Nashville, Tenn. | After a March 13 meeting, SBC leaders Frank Page and Russell Moore issued a statement saying they “fully support” one another, following several weeks of controversy surrounding Moore, president of the Ethics and Religious Liberty Commission.
Moore and Page, CEO of the Southern Baptist Executive Committee, met for two hours to, in Page’s words to a Washington Post reporter, “find bridge-building solutions to an unnecessary divide that has been created across the landscape of our Southern Baptist network of churches.” Moore has come under fire for his anti-Donald Trump comments during the presidential election, as well the ERLC’s position on a New Jersey Islamic group’s right to build a mosque.
A Post story titled “Could Southern Baptist Russell Moore lose his job?” created a social media frenzy prior to the meeting, but Page told Baptist Press he planned on “bridge-building” with Moore with no anticipation of requesting a resignation. He also said he told the reporter, Sarah Pulliam Bailey, that he has “no authority over Dr. Moore; that is vested in his board of trustees.”
Bailey tweeted in clarification less than two hours after her story was published, “Nothing in my story suggests Moore might be fired. SBC dynamics are more complicated. [Plus] the story is complicated (surprise!)”
Following their meeting, Page and Moore released a joint statement that read in part, “We met as colleagues committed to the same priorities of proclaiming the gospel to every man, woman, boy, and girl while also addressing biblical and gospel issues on a wide range of topics to a culture that seems to have lost its way—issues ranging from religious liberty and racial reconciliation to Kingdom diversity and the sanctity of human life from the womb to the grave.
“…We fully support one another and look forward to working together on behalf of Southern Baptists in the years to come.” The meeting between Page and Moore came less than a month after Executive Committee trustees approved two studies that will explore conflict within the denomination that is causing churches to temporarily withhold their giving through the Cooperative Program, or to consider doing so.
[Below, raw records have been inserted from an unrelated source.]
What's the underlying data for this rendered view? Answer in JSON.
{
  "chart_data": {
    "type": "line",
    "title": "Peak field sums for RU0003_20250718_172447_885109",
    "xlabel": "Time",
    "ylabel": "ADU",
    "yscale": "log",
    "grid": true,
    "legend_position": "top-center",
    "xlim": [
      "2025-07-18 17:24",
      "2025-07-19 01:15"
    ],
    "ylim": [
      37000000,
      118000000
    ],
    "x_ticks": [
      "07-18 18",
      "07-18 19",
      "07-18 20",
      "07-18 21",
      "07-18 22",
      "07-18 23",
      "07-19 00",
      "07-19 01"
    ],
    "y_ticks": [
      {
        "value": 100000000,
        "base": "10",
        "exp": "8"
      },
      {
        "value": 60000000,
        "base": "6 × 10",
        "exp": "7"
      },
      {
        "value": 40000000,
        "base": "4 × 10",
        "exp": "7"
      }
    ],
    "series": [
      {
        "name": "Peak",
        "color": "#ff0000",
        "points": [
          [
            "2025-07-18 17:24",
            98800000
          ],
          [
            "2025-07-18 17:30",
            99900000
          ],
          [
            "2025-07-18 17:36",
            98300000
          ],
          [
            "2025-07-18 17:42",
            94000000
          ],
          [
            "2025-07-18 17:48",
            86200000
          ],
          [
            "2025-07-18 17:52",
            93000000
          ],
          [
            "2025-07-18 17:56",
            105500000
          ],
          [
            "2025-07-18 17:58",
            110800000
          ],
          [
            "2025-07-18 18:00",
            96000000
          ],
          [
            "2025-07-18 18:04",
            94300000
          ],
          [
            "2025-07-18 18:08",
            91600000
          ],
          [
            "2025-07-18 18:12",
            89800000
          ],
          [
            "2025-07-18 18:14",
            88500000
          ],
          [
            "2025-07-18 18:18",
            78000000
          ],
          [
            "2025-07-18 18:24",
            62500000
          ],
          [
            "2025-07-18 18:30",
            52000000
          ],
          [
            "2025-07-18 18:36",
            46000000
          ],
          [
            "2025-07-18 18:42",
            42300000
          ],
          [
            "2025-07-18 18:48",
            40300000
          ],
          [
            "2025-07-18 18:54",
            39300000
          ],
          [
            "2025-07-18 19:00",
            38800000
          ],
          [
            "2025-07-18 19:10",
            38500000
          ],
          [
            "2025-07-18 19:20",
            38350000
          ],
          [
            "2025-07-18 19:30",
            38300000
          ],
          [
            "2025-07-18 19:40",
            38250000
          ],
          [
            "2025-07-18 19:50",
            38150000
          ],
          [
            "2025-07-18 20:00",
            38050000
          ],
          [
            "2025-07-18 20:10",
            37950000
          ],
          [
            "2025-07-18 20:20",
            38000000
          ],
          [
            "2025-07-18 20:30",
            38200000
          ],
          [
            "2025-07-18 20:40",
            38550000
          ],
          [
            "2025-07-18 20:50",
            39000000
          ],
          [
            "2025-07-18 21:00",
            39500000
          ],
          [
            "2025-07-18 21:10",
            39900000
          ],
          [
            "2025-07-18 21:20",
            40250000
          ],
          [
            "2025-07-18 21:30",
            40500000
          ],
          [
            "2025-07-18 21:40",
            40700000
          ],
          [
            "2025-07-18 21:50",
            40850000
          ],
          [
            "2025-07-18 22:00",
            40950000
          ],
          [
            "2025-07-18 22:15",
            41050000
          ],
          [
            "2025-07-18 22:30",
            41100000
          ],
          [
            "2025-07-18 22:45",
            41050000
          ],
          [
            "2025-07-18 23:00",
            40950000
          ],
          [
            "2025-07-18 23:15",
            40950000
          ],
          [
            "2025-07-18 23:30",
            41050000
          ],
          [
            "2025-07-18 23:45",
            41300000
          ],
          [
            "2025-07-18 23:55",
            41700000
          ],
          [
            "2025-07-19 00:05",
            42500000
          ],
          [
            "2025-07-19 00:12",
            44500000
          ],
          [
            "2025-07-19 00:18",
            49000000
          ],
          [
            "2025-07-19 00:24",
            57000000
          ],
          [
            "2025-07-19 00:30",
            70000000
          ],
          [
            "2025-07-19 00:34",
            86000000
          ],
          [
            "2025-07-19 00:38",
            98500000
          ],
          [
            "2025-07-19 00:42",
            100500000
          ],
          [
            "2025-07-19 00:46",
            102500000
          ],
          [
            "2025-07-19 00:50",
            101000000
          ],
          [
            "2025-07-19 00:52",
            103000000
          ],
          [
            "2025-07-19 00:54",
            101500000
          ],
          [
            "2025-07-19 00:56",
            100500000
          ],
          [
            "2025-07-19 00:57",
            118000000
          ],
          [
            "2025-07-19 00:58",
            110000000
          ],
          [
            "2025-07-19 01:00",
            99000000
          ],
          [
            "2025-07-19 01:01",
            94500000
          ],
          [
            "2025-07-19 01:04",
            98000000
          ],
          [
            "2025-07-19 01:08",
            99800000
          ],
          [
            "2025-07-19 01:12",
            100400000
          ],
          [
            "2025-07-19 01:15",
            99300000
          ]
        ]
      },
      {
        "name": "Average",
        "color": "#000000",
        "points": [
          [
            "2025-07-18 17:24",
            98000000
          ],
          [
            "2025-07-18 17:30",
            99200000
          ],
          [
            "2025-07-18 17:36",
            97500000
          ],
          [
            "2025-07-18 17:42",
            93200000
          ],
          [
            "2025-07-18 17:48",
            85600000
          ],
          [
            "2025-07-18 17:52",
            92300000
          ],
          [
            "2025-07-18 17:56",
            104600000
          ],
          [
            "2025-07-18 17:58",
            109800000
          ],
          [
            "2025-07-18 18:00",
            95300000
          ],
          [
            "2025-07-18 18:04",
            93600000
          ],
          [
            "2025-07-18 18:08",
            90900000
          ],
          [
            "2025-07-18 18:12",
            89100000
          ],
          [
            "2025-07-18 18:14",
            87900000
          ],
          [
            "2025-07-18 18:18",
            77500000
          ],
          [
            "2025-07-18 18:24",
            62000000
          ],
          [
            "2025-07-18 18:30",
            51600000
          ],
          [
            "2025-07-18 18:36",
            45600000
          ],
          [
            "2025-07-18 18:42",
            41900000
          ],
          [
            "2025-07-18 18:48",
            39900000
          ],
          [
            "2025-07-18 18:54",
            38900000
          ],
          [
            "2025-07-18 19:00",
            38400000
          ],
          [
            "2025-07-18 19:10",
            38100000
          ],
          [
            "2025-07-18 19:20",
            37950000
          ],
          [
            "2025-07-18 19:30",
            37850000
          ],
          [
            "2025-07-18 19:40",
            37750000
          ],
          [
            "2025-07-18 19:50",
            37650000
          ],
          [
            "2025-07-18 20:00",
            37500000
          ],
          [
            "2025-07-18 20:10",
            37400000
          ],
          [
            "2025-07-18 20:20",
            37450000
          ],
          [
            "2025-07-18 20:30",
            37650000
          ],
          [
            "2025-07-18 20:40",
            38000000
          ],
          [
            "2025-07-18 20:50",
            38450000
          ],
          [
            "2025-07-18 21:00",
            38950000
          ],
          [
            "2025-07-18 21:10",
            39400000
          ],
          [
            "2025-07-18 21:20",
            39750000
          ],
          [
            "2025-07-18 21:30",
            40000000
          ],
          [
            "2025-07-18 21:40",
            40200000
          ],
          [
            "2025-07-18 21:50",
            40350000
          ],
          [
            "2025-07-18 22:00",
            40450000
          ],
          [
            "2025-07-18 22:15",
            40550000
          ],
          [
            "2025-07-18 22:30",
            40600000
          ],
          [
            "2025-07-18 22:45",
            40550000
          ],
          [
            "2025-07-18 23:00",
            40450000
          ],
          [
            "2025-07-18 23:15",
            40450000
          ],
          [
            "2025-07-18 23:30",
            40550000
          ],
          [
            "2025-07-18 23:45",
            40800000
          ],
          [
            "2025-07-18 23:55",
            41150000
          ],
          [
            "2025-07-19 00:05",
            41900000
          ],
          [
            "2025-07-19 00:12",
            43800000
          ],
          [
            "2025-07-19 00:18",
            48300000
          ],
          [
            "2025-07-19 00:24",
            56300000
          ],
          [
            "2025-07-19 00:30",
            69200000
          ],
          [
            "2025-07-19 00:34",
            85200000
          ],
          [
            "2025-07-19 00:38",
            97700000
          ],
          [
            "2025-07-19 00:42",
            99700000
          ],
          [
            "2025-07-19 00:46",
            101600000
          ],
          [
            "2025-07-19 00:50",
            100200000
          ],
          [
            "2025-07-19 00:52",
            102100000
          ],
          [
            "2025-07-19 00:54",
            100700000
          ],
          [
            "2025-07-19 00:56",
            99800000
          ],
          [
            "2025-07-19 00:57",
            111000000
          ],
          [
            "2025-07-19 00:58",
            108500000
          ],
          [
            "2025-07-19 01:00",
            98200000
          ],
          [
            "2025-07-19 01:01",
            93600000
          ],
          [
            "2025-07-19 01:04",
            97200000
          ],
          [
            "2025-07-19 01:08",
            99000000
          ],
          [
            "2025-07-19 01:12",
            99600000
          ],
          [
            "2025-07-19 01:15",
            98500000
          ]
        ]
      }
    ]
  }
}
Bailey’s article reported more than 100 SBC churches “have threatened to cut off financial support for the SBC’s umbrella fund.”
Prestonwood Baptist Church in Plano, Texas, announced last month it would escrow $1 million in CP giving due to “various significant positions taken by the leadership of the Ethics & Religious Liberty Commission.” Speaking about the decision, Prestonwood Pastor Jack Graham told Louisiana’s Baptist Message newspaper he is “not angry at the SBC, and neither are our people, and I’m not working to start a movement to fire anyone.”
Graham expressed a desire for his church to remain a cooperating partner with the SBC, but cited “uneasiness” among church leaders about the “disconnect between some of our denominational leaders and our churches.” An overwhelming majority of white evangelical voters chose Trump in last fall’s election, despite strong words against the candidate from Moore and some other evangelical leaders during the campaign.
At their February meeting, the Executive Committee (EC) voted to appoint an ad hoc committee to “study and recommend redemptive solutions to the current reality in Southern Baptist life of churches’ either escrowing or discontinuing Cooperative Program funds, with the report being brought back to the September 2017 Executive Committee meeting.”
A separate study was also approved, instructing EC officers to explore how the activities of SBC entities could adversely affect stewardship.
Executive Committee Chairman Stephen Rummage said earlier this month on the SBC This Week podcast that EC staff had reported more letters, calls, and e-mails from people considering defunding or withholding Cooperative Program funds over the ERLC’s actions than for “any other issue in memory.” Additionally, Roger S. Oldham, EC vice president for convention communications and relations, told Baptist Press the EC office has processed 49 requests from churches to withdraw from the SBC over the past year, up from the usual annual total of a half dozen or so.
Moore told BP, “As a servant of our churches, we are happy to work with the Executive Committee, and more broadly, grateful to be able to serve our churches daily, whether by answering their questions, providing resources and assistance, or standing alongside them in the public square contending for the fundamental issues of life, family, and religious liberty.”